Pilzwachstum gegen Haarwachstum

Haare bestimmen das Erscheinungsbild. Unser Haupthaar ist je nach Aufwand, den wir damit betreiben, ein mehr oder weniger modisches Accessoire, das wir verändern und nutzen können.

Fallen die Haare aus, sind die Möglichkeiten dahin. Das kann unterschiedliche Gründe haben. Infektionen mit Pilzen gehören dazu. Lesen Sie hier, welche das sein können.

 Wann ist der Haarausfall stärker als normal?

Jeden Tag fallen uns Haare aus, das ist normal. Sind jedoch mehr als 200Haare täglich auf dem Kissen, in Kamm oder Bürste, im Waschbecken oder auf dem Boden, dann ist der Haarausfall nicht mehr im gesunden Rahmen. Die Ursache dafür kann der Jahreszeiten-Wechsel sein. Manche Schwangere sehen die hormonellen Wechsel auch an einer Veränderung der Haarstruktur oder Haarfülle. In diesen Fällen gibt es auch keinen Grund zur Sorge. Eine Ursache, gegen die wir etwas tun können, sind Pilze. Voraussetzung dafür ist es allerdings, dass wir richtig diagnostizieren und therapieren.

Pilzinfektionen

Es gibt verschiedene Hautpilze, die auf der Kopfhaut Schaden anrichten. Am häufigsten sind es Dermatophyten, auch Fadenpilze genannt, die das Haar meist diffus ausfallen lassen. Das heißt, dass keine kahlen und ganz haarlosen Stellen auf dem Kopf erscheinen, sondern die Haare überall und gleichmäßig ausfallen.
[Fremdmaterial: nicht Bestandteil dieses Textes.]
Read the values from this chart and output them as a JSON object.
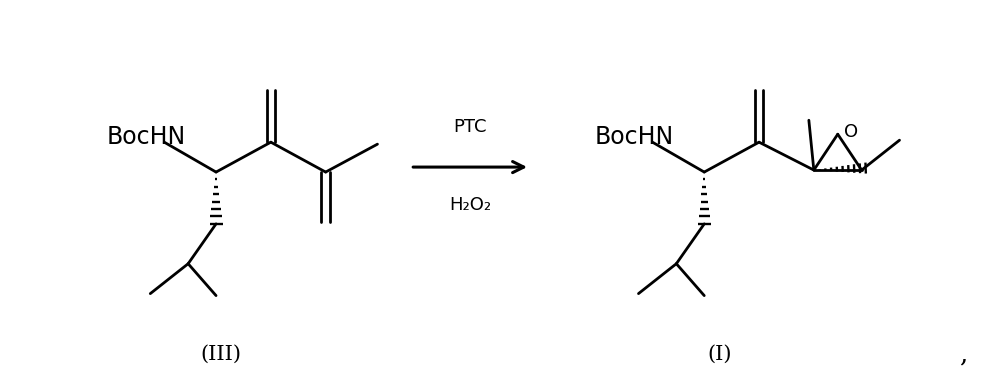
{
  "bg_color": "#ffffff",
  "line_color": "#000000",
  "line_width": 2.0,
  "arrow_color": "#000000",
  "text_color": "#000000",
  "label_III": "(III)",
  "label_I": "(I)",
  "reagent1": "PTC",
  "reagent2": "H₂O₂",
  "comma": ",",
  "font_size_label": 15,
  "font_size_reagent": 13,
  "font_size_boc": 17,
  "figsize": [
    10.0,
    3.77
  ],
  "dpi": 100
}
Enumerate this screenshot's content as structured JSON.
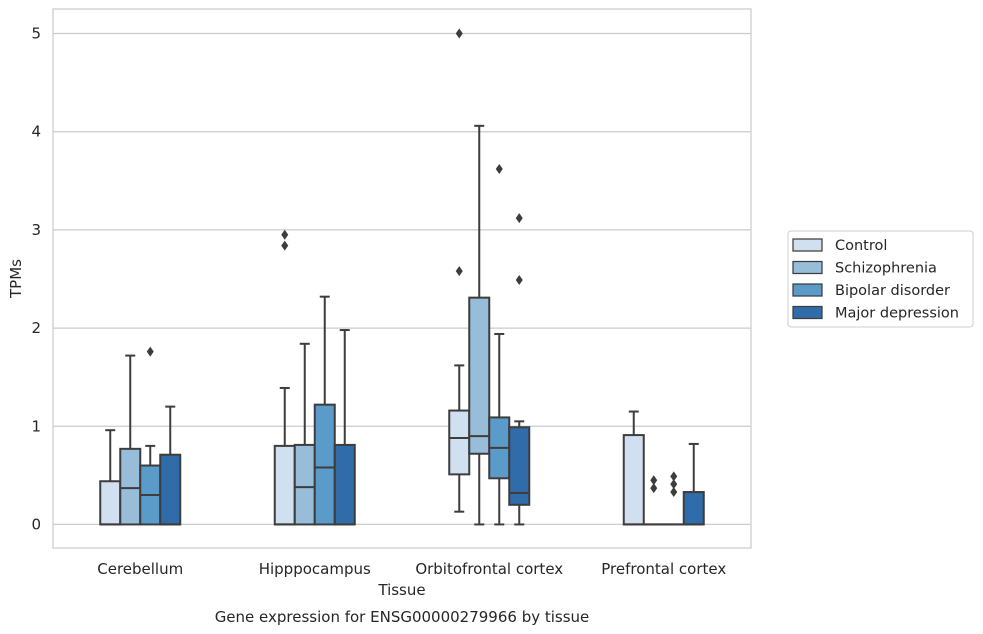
{
  "chart_data": {
    "type": "box",
    "title": "",
    "caption": "Gene expression for ENSG00000279966 by tissue",
    "xlabel": "Tissue",
    "ylabel": "TPMs",
    "ylim": [
      -0.24,
      5.25
    ],
    "yticks": [
      0,
      1,
      2,
      3,
      4,
      5
    ],
    "grid": true,
    "legend_position": "right",
    "categories": [
      "Cerebellum",
      "Hipppocampus",
      "Orbitofrontal cortex",
      "Prefrontal cortex"
    ],
    "series": [
      {
        "name": "Control",
        "color": "#d0e0f0",
        "boxes": [
          {
            "whislo": 0,
            "q1": 0,
            "med": 0,
            "q3": 0.44,
            "whishi": 0.96,
            "fliers": []
          },
          {
            "whislo": 0,
            "q1": 0,
            "med": 0,
            "q3": 0.8,
            "whishi": 1.39,
            "fliers": [
              2.84,
              2.95
            ]
          },
          {
            "whislo": 0.13,
            "q1": 0.51,
            "med": 0.88,
            "q3": 1.16,
            "whishi": 1.62,
            "fliers": [
              2.58,
              5.0
            ]
          },
          {
            "whislo": 0,
            "q1": 0,
            "med": 0,
            "q3": 0.91,
            "whishi": 1.15,
            "fliers": []
          }
        ]
      },
      {
        "name": "Schizophrenia",
        "color": "#97bdd9",
        "boxes": [
          {
            "whislo": 0,
            "q1": 0,
            "med": 0.37,
            "q3": 0.77,
            "whishi": 1.72,
            "fliers": []
          },
          {
            "whislo": 0,
            "q1": 0,
            "med": 0.38,
            "q3": 0.81,
            "whishi": 1.84,
            "fliers": []
          },
          {
            "whislo": 0,
            "q1": 0.72,
            "med": 0.9,
            "q3": 2.31,
            "whishi": 4.06,
            "fliers": []
          },
          {
            "whislo": 0,
            "q1": 0,
            "med": 0,
            "q3": 0,
            "whishi": 0,
            "fliers": [
              0.37,
              0.45
            ]
          }
        ]
      },
      {
        "name": "Bipolar disorder",
        "color": "#5a9bc9",
        "boxes": [
          {
            "whislo": 0,
            "q1": 0,
            "med": 0.3,
            "q3": 0.6,
            "whishi": 0.8,
            "fliers": [
              1.76
            ]
          },
          {
            "whislo": 0,
            "q1": 0,
            "med": 0.58,
            "q3": 1.22,
            "whishi": 2.32,
            "fliers": []
          },
          {
            "whislo": 0,
            "q1": 0.47,
            "med": 0.78,
            "q3": 1.09,
            "whishi": 1.94,
            "fliers": [
              3.62
            ]
          },
          {
            "whislo": 0,
            "q1": 0,
            "med": 0,
            "q3": 0,
            "whishi": 0,
            "fliers": [
              0.33,
              0.41,
              0.49
            ]
          }
        ]
      },
      {
        "name": "Major depression",
        "color": "#2f6ca9",
        "boxes": [
          {
            "whislo": 0,
            "q1": 0,
            "med": 0,
            "q3": 0.71,
            "whishi": 1.2,
            "fliers": []
          },
          {
            "whislo": 0,
            "q1": 0,
            "med": 0,
            "q3": 0.81,
            "whishi": 1.98,
            "fliers": []
          },
          {
            "whislo": 0,
            "q1": 0.2,
            "med": 0.32,
            "q3": 0.99,
            "whishi": 1.05,
            "fliers": [
              2.49,
              3.12
            ]
          },
          {
            "whislo": 0,
            "q1": 0,
            "med": 0,
            "q3": 0.33,
            "whishi": 0.82,
            "fliers": []
          }
        ]
      }
    ]
  }
}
Sind auch die Haarwurzeln von der Infektion betroffen, kann das längere Zeit nach der Infektion dazu führen, dass die Haarwurzel geschädigt wird. Das Haar wird dann ausfallen und die Haarwurzel vernarbend heilen.

Begleitende Symptome sind auch starkes Kopfjucken und schuppende, nässende Kopfhaut.

Therapie

Gegen den Pilz gibt es Haarwasser oder –shampoos, die Antimykotika wie Ketoconazol oder Terbinafin enthalten. Diese sind wirksam gegen Dermatophyten.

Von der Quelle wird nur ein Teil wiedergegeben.